All of my reading (not direct work with, I haven’t gotten to tune any NEOs or Falcons yet) leads me to believe teams need more math and better tuning to be able to control these motors.
In my opinion, with all the additional low end torque available, better control strategies have to be implemented, not worse.
This is exactly how it should have been said, this is a wonderful response.
As for who should be teaching it… I’m not sure. It’s seems plenty of mentors have found how to teach it within their team, but not anywhere near as successfully to the general public.
These readings are quite advanced. My goal was to address the audience of people who are just on the cusp of using PID’s. We have found multiple cases that we would normally want to use PID’s that it just needed a P control.
We have introductory documentation on control theory, feedforward, feedback, and motion profiles. The problem is teams never read it. The basic information is there; it just needs fleshing out with more figures and better organization for discoverability.
Gotcha. One thing I’ve been using at work is a “choose your own adventure” style series of links. Things like “click here if you’re an end user” or “click here if you’re a developer”, with more similar links underneath.
Ultimately, the hope is to lead a user who doesn’t know how to start to a small set of useful links - customized to the level they’re actually starting at.
Full disclosure: I’ve spent very little time going through the online-documented portions. I blame Oblarg for planting the seed in my head . Not 100% sure how successful it will be - a lot of it hinges on being able to inject lots of custom javascript to do pretty animated graphs.
I would think this is a fundamental gap to address. Vocabulary is important. In this context, there’s a two-level mental model I believe is useful:
One level involves deciding “use closed loop control” - that is, calculate a motor command using a sensor value. This is one choice to make - there’s a lot to be said about when this is necessary (or not), and when it’s a good idea (or not).
The second involves determining how that sensor value will be used. This is where specific algorithms come into play. Bang-bang, P, PF, PI, PD, PID, PIDF, State Space, etc. are all options. There’s lots of discussion that could be had as to what’s needed in each situation, as well as the finer details of implementing the chosen algorithm.
Of key importance: You want your development process for selecting a control algorithm to be overdamped: Start with minimum viable product. Increase the complexity if and only if the previous iteration wasn’t “good enough”. Don’t overshoot on adding complexity - only add it as you know for sure that you need it.
People tend to interchange “PID” and “closed loop control” in FRC land, blurring the line between the two levels in the mental model. This, I believe, is where a lot of the confusion comes from.
I do prefer to have the conversation in two steps. First - does it make sense to do closed loop control? Do you really need it? What are the goals you’re trying to accomplish with it? Second - what sort of algorithms make sense, given your physical mechanism, and its goals?

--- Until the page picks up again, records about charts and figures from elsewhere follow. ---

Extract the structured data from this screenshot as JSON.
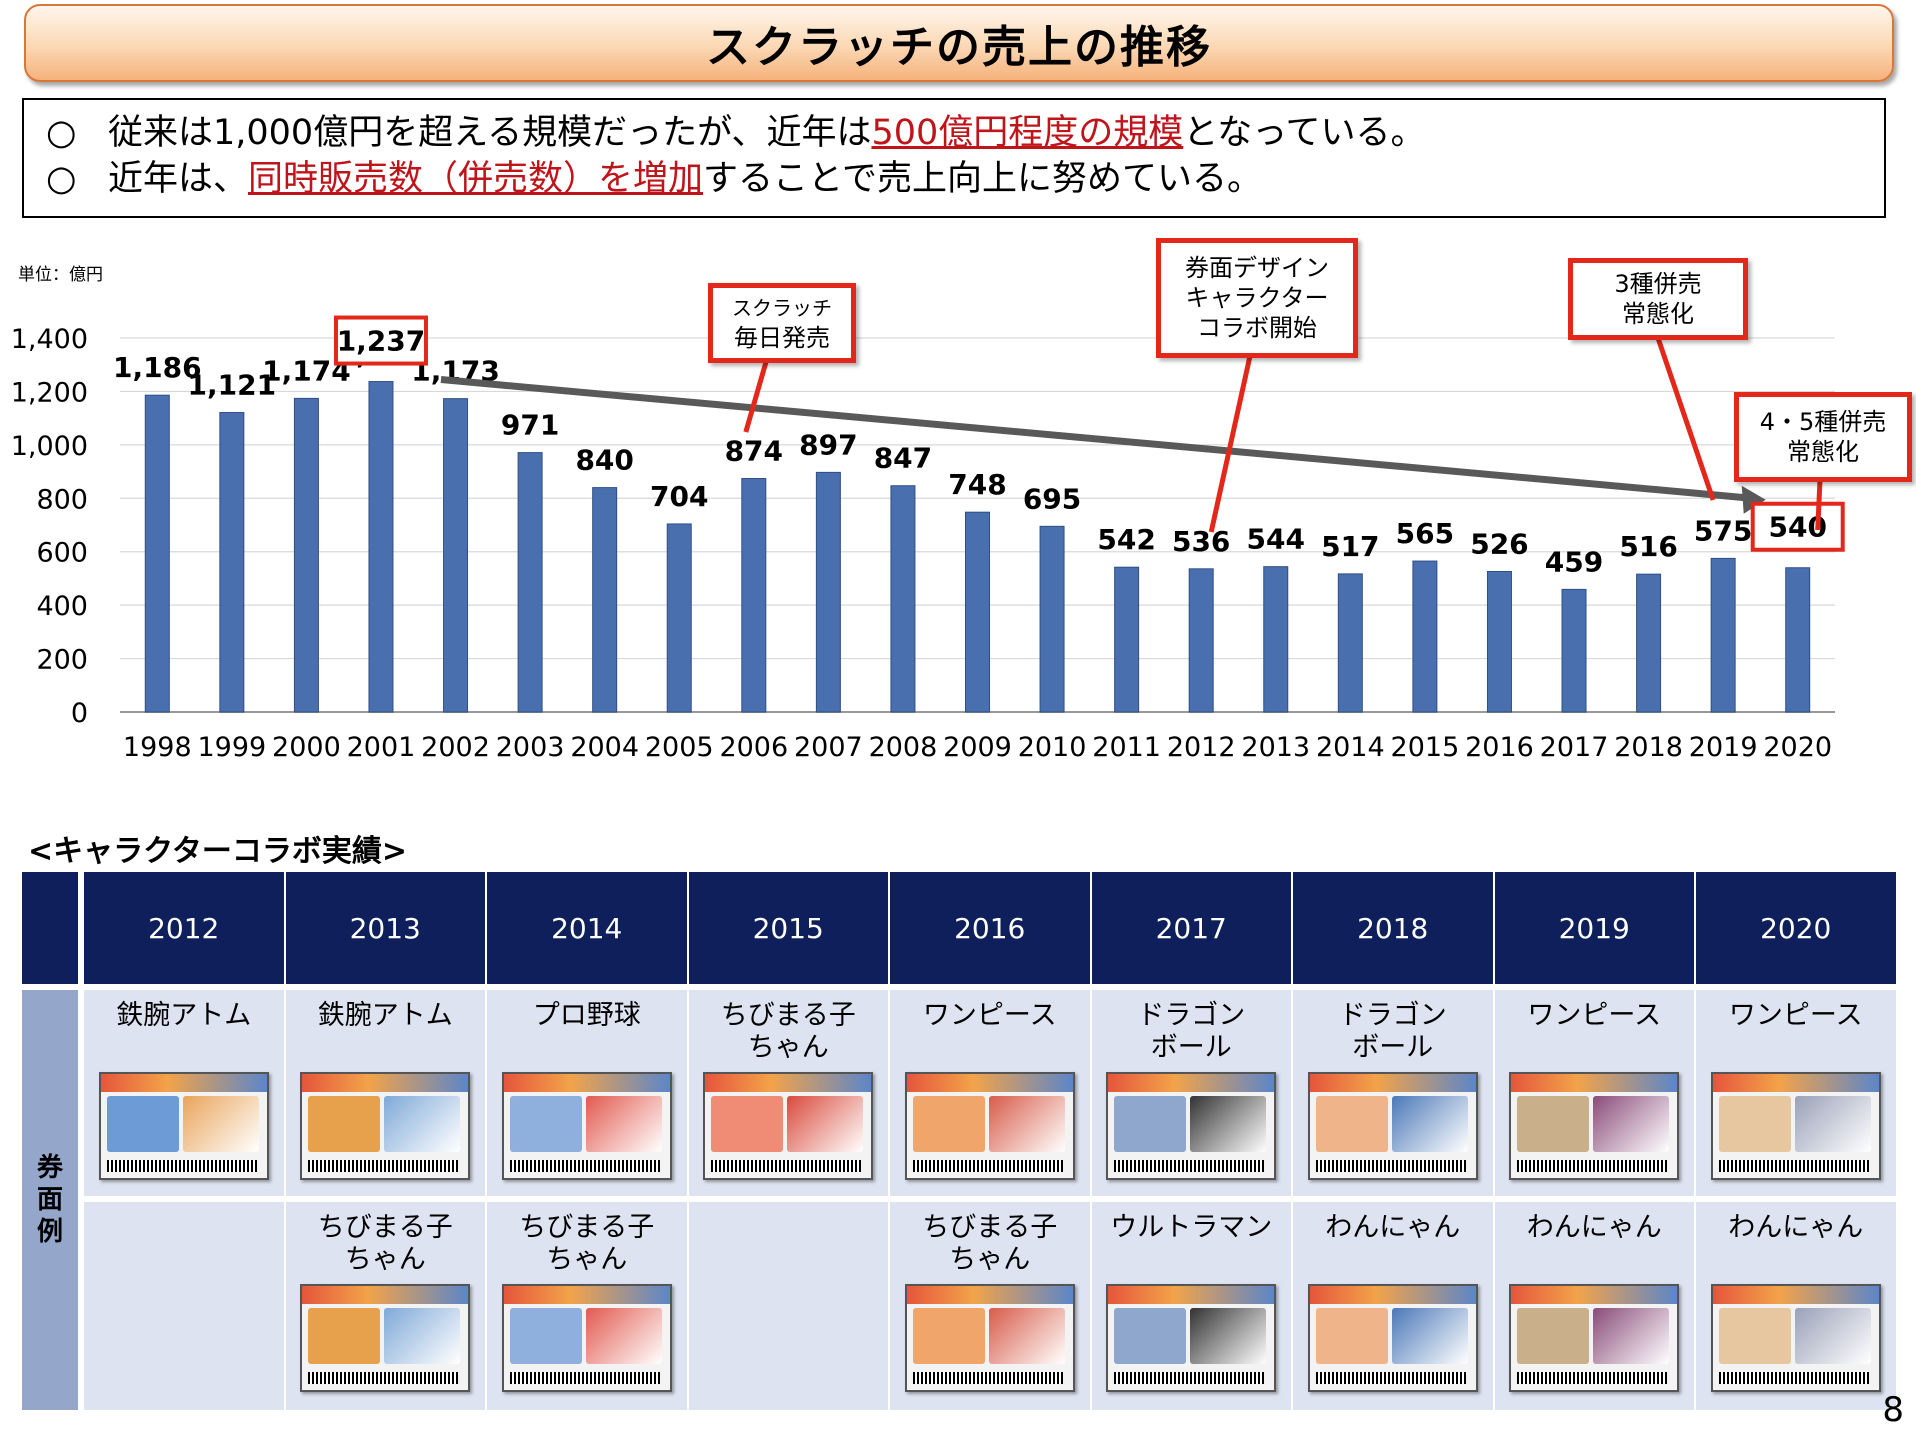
{
  "title": "スクラッチの売上の推移",
  "notes": [
    {
      "bullet": "○",
      "before": "従来は1,000億円を超える規模だったが、近年は",
      "highlight": "500億円程度の規模",
      "after": "となっている。"
    },
    {
      "bullet": "○",
      "before": "近年は、",
      "highlight": "同時販売数（併売数）を増加",
      "after": "することで売上向上に努めている。"
    }
  ],
  "unit_label": "単位：億円",
  "chart_data": {
    "type": "bar",
    "categories": [
      "1998",
      "1999",
      "2000",
      "2001",
      "2002",
      "2003",
      "2004",
      "2005",
      "2006",
      "2007",
      "2008",
      "2009",
      "2010",
      "2011",
      "2012",
      "2013",
      "2014",
      "2015",
      "2016",
      "2017",
      "2018",
      "2019",
      "2020"
    ],
    "values": [
      1186,
      1121,
      1174,
      1237,
      1173,
      971,
      840,
      704,
      874,
      897,
      847,
      748,
      695,
      542,
      536,
      544,
      517,
      565,
      526,
      459,
      516,
      575,
      540
    ],
    "value_labels": [
      "1,186",
      "1,121",
      "1,174",
      "1,237",
      "1,173",
      "971",
      "840",
      "704",
      "874",
      "897",
      "847",
      "748",
      "695",
      "542",
      "536",
      "544",
      "517",
      "565",
      "526",
      "459",
      "516",
      "575",
      "540"
    ],
    "yticks": [
      "0",
      "200",
      "400",
      "600",
      "800",
      "1,000",
      "1,200",
      "1,400"
    ],
    "ylim": [
      0,
      1400
    ],
    "grid": true,
    "bar_color": "#4a6fae",
    "trend_arrow": {
      "from": "2001",
      "to": "2020",
      "color": "#595959"
    }
  },
  "callouts": {
    "daily": {
      "line1": "スクラッチ",
      "line2": "毎日発売"
    },
    "design": {
      "line1": "券面デザイン",
      "line2": "キャラクター",
      "line3": "コラボ開始"
    },
    "three": {
      "line1": "3種併売",
      "line2": "常態化"
    },
    "four": {
      "line1": "4・5種併売",
      "line2": "常態化"
    }
  },
  "accent_color": "#e3271b",
  "collab": {
    "title": "<キャラクターコラボ実績>",
    "side_label": [
      "券",
      "面",
      "例"
    ],
    "years": [
      "2012",
      "2013",
      "2014",
      "2015",
      "2016",
      "2017",
      "2018",
      "2019",
      "2020"
    ],
    "row1": [
      "鉄腕アトム",
      "鉄腕アトム",
      "プロ野球",
      "ちびまる子ちゃん",
      "ワンピース",
      "ドラゴンボール",
      "ドラゴンボール",
      "ワンピース",
      "ワンピース"
    ],
    "row2": [
      "",
      "ちびまる子ちゃん",
      "ちびまる子ちゃん",
      "",
      "ちびまる子ちゃん",
      "ウルトラマン",
      "わんにゃん",
      "わんにゃん",
      "わんにゃん"
    ],
    "header_color": "#0e1f5b",
    "cell_color": "#dde3f0"
  },
  "page_number": "8"
}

The message to take away is that none of this closed-loop stuff is a panacea or a magical sauce you sprinkle on your robot to make it “better”. It’s a targeted, precision tool you can use in very specific contexts to make some stuff work more as intended.
Quite the opposite in my experience. A Falcon 500 with a simple P loop can do an incredibly effective job of controlling most mechanisms. There’s so much power available and the feedback is so high-resolution and low-latency that unmodeled dynamics are a smaller problem than they used to be.
254’s robot has 12 PID loops this year (none of which are using I, btw), and they work great.
Does industry assume P loops to be PID loops? I’ve been taught in the past these should be considered different since they are relatively different in complexity.
I mean, the D term in a position PID controller is just proportional control on velocity. There’s nothing magical about it. (The rate at which you change the position setpoint is implicitly the velocity setpoint.)
Typically when people say “use PID loops” here, they’re not also implying that I and D are non-zero. The large majority of loops we use are just P + feedforward, with a few being PD + feedforward.
This is the key to a lot of the confusion I think - “PID” frequently refers to the particular software libraries which implement the controller, which almost always contain support for all the most-common terms in the controller.
However, just because a software library contains support for a certain feature, doesn’t mean you can’t “tune it out of the way” to simplify the behavior.
It’s a confusing overlap with using “PID” to refer to the actual post-tune math executed by the controller at runtime.
This is (or should be) my intent. Any or all of the gains might be zero. Depends.
Ah, I see that I have introduced a lot of confusion based upon some of my quick assumption while writing the post. I will remove the part that misused terminology.
No prob. I should have been more clear too: This is the mental model & terminology I use while talking about these things. Though I do find it useful, it’s not a universal truth .
No, PID controls aren’t one size fits all. But usually they’re good enough.
That’s basically why lazy automation engineers use PID controllers - They assume they can fit that particular control to be “good enough” for their system. Even if once tuned it’s not critically damped, or if the system has features that make PID not a “perfect” fit, it can still be “good enough”. And once they get it “good enough”, they basically leave it alone.
Thanks for your reply. I’m all about re-use, so if you have some base software like that that can be re-used in >1 year, that sounds amazing. I’d love to follow up with you sometime about all that, the software and your process. I don’t suppose it’s available on github?